The camera angle is from atop a roof high in the sky. Zoomed in, you can see someone shooting at another person, a police officer, who cowers behind a concrete pillar. The man with the gun runs up to the man and fires nearly ten point blank range shots. The officer then lies motionless on the ground.
That was the scene in Dallas Thursday, when a peaceful protest against officer-involved shootings turned fatal.
Twelve officers were shot, five were killed.
On Friday, police confirmed 25-year-old Micah Xavier Johnson as a suspect in the attack. The former Army reservist and Afghanistan veteran died in the overnight incident, police said. Johnson was working as an aide for mentally challenged children and adults before Thursday's mass shooting, NBC reports.
Early reports said police had three suspects — two men and one woman — in custody. However, a law enforcement source told NPR Johnson likely acted alone, and had been planning the attack for some time.

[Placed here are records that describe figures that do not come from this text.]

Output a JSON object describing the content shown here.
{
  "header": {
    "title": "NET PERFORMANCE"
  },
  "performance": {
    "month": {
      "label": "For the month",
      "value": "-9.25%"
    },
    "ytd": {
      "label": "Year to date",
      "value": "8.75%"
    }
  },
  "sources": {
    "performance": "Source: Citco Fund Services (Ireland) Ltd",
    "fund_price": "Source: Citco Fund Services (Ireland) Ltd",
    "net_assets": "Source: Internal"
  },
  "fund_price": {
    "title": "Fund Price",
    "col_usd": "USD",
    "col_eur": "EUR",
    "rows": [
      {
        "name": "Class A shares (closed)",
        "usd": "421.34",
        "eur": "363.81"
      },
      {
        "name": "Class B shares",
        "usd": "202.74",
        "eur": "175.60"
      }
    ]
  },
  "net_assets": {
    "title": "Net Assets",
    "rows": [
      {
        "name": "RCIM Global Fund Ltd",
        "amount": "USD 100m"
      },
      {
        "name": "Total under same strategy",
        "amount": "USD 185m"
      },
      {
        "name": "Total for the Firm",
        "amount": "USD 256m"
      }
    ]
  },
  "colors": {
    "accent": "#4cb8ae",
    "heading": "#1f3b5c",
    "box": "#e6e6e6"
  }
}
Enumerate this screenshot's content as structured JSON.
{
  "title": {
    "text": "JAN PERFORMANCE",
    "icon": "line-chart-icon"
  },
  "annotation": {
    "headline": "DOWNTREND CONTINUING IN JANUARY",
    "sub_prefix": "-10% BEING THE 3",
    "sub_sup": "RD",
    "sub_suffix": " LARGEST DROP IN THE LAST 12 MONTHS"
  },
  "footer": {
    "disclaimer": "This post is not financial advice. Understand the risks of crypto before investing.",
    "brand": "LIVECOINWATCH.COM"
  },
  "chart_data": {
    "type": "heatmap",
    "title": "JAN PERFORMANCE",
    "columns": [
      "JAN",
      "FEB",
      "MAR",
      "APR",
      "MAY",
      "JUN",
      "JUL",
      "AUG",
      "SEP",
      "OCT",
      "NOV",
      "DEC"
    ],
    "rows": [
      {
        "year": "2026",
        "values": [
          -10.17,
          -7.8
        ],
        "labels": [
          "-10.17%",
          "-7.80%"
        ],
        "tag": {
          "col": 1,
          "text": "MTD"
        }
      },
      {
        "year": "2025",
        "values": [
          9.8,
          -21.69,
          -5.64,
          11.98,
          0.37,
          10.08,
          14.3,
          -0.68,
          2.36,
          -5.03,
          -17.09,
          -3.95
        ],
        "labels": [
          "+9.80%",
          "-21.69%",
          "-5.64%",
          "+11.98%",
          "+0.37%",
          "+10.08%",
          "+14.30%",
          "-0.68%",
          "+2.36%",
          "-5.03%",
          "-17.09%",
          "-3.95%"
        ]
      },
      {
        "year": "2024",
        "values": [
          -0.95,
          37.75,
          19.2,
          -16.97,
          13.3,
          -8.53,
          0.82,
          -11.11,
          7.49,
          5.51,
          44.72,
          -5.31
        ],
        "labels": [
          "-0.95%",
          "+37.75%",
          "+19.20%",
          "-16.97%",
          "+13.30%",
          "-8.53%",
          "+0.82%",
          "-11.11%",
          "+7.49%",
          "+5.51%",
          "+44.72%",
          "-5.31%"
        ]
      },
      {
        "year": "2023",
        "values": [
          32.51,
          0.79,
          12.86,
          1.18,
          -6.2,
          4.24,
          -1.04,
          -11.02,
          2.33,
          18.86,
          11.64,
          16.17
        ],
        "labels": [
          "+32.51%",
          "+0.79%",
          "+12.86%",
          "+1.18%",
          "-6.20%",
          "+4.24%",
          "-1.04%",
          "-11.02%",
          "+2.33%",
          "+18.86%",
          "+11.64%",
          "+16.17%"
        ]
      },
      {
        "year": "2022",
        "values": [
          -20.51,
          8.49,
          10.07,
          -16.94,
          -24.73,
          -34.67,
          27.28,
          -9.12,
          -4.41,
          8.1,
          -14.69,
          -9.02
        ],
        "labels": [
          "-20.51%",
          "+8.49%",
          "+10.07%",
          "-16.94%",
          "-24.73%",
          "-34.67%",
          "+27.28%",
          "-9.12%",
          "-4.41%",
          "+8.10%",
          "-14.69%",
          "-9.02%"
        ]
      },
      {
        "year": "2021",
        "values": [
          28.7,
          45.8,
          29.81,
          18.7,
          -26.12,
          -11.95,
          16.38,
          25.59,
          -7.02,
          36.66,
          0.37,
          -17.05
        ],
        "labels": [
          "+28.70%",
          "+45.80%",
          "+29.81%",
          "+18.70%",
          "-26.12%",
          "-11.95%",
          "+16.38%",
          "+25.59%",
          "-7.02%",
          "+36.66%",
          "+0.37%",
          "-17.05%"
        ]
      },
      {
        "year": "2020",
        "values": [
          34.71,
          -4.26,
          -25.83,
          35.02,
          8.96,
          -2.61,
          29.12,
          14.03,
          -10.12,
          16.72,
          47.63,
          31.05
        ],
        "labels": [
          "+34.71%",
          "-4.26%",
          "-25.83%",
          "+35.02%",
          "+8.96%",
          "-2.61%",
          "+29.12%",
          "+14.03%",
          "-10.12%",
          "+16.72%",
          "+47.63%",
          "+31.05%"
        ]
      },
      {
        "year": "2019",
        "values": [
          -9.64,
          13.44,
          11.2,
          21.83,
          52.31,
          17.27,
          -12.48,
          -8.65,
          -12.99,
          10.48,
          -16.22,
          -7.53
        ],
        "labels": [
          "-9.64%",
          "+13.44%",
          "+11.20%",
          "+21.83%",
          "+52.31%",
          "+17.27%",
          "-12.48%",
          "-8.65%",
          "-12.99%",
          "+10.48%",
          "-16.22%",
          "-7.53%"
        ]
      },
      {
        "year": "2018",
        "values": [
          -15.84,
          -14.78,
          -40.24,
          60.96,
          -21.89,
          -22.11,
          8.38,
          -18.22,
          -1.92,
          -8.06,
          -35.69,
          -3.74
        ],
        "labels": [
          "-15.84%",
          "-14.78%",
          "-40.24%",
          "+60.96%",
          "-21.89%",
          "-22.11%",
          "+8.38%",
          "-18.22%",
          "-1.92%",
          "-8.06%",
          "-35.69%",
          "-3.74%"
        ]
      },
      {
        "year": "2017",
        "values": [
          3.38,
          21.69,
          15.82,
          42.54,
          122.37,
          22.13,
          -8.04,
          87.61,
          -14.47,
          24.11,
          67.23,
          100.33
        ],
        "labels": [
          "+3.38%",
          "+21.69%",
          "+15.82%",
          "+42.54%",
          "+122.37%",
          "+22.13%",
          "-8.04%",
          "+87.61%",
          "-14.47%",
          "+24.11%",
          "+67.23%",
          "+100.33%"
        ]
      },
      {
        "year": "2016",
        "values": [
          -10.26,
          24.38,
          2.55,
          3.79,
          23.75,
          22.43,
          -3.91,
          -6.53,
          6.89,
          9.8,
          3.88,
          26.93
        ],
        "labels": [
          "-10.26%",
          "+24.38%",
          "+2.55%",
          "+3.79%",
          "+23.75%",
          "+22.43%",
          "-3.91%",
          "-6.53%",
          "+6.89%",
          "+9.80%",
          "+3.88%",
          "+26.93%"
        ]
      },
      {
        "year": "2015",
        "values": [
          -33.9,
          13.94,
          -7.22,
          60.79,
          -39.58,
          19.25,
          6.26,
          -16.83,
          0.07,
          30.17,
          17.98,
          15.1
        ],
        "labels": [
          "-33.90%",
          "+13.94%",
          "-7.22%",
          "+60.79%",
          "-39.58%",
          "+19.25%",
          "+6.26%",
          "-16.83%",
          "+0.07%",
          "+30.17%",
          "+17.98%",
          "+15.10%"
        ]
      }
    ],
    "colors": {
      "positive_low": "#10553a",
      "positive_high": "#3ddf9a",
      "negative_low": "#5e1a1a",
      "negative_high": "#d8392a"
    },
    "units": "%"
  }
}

Police surrounded Johnson in a garage where they spent hours negotiating with him before detonating an explosive strapped to a robot killing him, Dallas Police Chief David Brown told reporters. Brown said Johnson, “planned to injure and kill as many law enforcement officers as they could.”
Shortly after the shootings, with tensions high, Dallas police posted a photo on Twitter of a “person of interest” dressed in camouflage and holding a rifle.
The photo was of Mark Hughes who was participating in the Black Lives Mattr protest along with his classmates and brother.
Hughes, who said he brought the unloaded weapon to exercise his right to bear arms, turned the weapon over to a nearby police officer, but not before the picture began circulating on social media.
Despite turning himself in and being cleared by police, the photo has since been removed, but that hasn't stopped the death threats on Hughes and his family.
This is one of our suspects. Please help us find him! pic.twitter.com/Na5T8ZxSz6— Dallas Police Depart (@DallasPD) July 8, 2016
While police departments around the country remain on “heightened alert", notable celebrities including Snoop Dogg, Game, and John Legend have spoken out to condem the violence against police as counterproductive.